JERÔME DUVAL

Journaliste

Wednesday, 22 January 2025

Reflets.info interdit d’informer

Reflets.info interdit d’informer

Le patron du groupe Altice, propriétaire de BFM-TV et RMC, obtient de la justice qu’un site indépendant ne puisse plus exploiter une fuite de documents le concernant.

Il devient de plus en plus difficile d’informer sur des milliardaires ou leurs entreprises sans être poursuivi en justice. Les procédures bâillons se multiplient, Le Courrier en sait quelque chose. Cette fois, c’est au nom du «secret des affaires» qu’une grande entreprise privée franco-luxembourgeoise a obtenu l’interdiction pour un média indépendant de publier des informations d’intérêt public. Il s’agit du journal en ligne d’investigation Reflets.info, poursuivi en France par la multinationale Altice, le groupe de Patrick Drahi, propriétaire de l’opérateur télécoms SFR et des médias BFM-TV et RMC.

Au nom du secret des affaires, Altice réclamait la suppression de trois articles relatant les dépenses colossales de son patron, Patrick Drahi, encouragées par l’optimisation fiscale. Des informations sensibles relatant le train de vie du milliardaire, entre jets privés, voitures de luxe et yachts d’exception, extraites des serveurs d’Altice par le groupe de hackers Hive. Ce dernier a fini par rendre accessible environ 25% des données piratées à la suite de la décision de la société de Patrick Drahi de ne pas payer la rançon qu’il réclamait.

«Nous ne sommes pas censurés sur le passé… mais sur l’avenir» Reflets.info

Reflets.info devient l’une de premières victimes de la transposition en droit français de la directive européenne sur le secret des affaires. Selon la décision du Tribunal de commerce de Nanterre du 6 octobre, le site n’a pas à retirer les articles déjà publiés mais il lui est interdit d’en publier de nouveaux. Le média indépendant doit en outre verser 4500 euros au groupe de Patrick Drahi.
«Nous ne sommes pas censurés sur le passé… mais sur l’avenir», réagit Reflets.info.
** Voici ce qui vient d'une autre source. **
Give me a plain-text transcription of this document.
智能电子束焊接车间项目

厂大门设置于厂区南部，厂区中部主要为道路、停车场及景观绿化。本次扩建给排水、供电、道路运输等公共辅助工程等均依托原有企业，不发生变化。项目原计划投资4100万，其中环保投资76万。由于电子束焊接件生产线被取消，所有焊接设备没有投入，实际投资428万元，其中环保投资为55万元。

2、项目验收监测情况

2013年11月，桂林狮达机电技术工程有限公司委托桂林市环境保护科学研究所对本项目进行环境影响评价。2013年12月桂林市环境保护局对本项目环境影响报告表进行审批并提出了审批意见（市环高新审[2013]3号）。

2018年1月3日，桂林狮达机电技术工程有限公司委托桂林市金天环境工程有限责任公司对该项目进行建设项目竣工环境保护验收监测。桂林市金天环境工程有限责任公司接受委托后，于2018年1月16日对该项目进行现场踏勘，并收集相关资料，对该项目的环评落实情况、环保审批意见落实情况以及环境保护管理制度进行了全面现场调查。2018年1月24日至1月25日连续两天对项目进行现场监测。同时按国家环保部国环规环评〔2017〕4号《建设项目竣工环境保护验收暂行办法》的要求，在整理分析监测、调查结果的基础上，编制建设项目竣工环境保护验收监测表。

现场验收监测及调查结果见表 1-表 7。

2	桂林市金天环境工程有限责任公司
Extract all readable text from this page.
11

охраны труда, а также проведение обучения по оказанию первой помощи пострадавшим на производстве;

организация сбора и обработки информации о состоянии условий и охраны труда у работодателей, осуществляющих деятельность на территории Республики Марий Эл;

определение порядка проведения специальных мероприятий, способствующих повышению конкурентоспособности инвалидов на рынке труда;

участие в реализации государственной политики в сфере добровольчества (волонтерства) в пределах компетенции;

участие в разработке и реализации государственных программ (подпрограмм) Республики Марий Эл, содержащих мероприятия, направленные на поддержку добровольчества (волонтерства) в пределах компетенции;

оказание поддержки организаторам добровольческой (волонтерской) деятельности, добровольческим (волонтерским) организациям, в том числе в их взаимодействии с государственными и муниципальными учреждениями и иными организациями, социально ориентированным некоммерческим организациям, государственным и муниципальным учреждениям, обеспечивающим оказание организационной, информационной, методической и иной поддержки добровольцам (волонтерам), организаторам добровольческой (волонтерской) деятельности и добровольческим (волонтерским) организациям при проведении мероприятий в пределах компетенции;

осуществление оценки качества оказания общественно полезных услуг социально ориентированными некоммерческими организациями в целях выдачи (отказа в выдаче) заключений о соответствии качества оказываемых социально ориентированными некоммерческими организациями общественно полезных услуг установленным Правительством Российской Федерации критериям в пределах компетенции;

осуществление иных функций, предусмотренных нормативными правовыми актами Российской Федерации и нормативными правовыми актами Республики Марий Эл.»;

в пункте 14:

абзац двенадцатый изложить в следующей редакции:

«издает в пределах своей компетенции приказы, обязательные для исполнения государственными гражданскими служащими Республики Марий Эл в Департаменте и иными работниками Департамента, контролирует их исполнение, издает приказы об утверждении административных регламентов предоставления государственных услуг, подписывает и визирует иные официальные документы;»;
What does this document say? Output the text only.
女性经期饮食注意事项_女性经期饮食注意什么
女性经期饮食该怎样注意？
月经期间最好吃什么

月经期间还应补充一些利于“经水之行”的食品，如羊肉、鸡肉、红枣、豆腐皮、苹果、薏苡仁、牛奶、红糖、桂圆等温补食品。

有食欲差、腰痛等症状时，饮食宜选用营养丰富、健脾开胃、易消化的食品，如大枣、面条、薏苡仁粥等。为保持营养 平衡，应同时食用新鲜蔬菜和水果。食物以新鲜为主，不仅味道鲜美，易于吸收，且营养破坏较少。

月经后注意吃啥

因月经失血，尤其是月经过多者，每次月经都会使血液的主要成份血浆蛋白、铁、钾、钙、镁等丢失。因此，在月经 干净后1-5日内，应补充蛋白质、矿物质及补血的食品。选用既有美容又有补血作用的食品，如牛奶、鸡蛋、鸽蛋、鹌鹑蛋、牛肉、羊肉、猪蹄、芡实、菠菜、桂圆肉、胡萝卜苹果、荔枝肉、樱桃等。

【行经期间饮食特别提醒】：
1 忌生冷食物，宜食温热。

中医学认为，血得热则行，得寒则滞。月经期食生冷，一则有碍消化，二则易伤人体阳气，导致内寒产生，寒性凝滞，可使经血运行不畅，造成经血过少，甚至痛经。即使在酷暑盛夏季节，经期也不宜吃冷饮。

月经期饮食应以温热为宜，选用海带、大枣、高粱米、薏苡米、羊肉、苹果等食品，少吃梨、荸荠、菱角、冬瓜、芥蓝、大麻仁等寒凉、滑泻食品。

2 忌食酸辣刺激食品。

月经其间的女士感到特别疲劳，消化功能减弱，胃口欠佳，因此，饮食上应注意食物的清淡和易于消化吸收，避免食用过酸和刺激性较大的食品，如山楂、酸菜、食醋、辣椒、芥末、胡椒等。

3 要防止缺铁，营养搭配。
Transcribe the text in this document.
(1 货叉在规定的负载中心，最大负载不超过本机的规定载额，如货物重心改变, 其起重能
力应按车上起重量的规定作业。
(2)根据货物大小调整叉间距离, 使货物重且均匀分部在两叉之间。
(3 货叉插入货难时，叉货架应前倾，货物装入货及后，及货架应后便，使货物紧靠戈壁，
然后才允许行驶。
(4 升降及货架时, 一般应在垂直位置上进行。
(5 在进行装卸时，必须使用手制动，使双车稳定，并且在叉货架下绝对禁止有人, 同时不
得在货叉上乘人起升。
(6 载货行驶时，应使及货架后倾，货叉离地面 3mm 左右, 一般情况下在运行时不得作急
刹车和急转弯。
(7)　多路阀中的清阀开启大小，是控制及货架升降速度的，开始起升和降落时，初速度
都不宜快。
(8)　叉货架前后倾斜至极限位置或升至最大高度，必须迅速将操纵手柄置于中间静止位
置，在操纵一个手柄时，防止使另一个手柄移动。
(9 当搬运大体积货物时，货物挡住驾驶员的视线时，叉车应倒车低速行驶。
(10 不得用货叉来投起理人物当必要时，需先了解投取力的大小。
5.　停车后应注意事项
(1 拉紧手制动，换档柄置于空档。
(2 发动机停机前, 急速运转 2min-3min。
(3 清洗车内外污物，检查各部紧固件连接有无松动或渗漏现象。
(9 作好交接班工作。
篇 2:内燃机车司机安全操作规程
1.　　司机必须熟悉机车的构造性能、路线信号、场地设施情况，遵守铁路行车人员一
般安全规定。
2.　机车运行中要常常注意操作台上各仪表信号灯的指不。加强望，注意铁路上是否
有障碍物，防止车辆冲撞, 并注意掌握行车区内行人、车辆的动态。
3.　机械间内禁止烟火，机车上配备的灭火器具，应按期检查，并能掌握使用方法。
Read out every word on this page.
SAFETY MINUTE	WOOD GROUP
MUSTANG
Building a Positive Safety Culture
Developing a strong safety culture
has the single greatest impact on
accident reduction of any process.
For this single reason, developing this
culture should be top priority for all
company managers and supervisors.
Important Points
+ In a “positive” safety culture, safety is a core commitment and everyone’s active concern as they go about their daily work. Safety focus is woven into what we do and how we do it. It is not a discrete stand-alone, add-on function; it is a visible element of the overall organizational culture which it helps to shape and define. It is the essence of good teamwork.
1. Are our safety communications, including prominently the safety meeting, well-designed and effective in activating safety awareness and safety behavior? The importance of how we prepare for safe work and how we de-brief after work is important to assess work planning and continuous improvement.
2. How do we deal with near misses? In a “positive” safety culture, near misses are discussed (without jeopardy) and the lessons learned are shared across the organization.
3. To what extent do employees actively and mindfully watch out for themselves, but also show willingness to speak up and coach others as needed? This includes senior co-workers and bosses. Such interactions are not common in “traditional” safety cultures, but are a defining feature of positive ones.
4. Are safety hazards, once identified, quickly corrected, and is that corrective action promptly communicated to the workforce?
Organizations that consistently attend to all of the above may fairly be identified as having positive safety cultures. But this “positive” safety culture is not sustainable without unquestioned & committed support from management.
En somme, le tribunal juge sur le fond que la violation du secret d’affaires n’est pas réalisée, mais estime qu’elle pourrait l’être à l’avenir. Un risque qui justifierait une censure préalable…

«Gageons, poursuit le journal d’investigation, que cela se cantonne aux informations contenues dans les documents publiés par le groupe Hive» et donc, aux articles relatifs aux activités du milliardaire Patrick Drahi. Mais quid si l’information provient d’autres sources? Et si d’autres médias la diffusent? Le flou qui entoure la décision du tribunal fait ressurgir les pires craintes relatives à la liberté d’expression et au droit de savoir, s’inquiète Reflets.info.

En attendant la suite qui devrait se dérouler devant la Cour d’appel de Versailles, cette procédure a déjà coûté au site indépendant près d’un quart de son chiffre d’affaires. Et il lui en faudra d’avantage, environ 20’000 euros, pour mener à bien sa défense. Un appel à souscription a été lancé et marche très fort.

Appel collectif

Plus de cent médias indépendants, dont Le Courrier, et organisations de journalistes ont en outre signé un appel collectif «Drahi ne nous fera pas taire», en solidarité avec le journal attaqué et, surtout, pour défendre le principe du droit à l’information. Car «si sa décision venait à prospérer, c’est toute l’investigation économique qui pourrait disparaître. Impossible alors d’informer le public d’affaires telles que les Panama Papers, les Lux Leaks, les Malta Files, les Football Leaks, les Uber Files qui ont révélé d’immenses scandales d’évasion fiscale et de blanchiment d’argent. Impossible d’enquêter sur la dette EDF, sur les filiales offshore de Bernard Arnault et LVMH, sur l’empire africain de Vincent Bolloré», avertissent les signataires.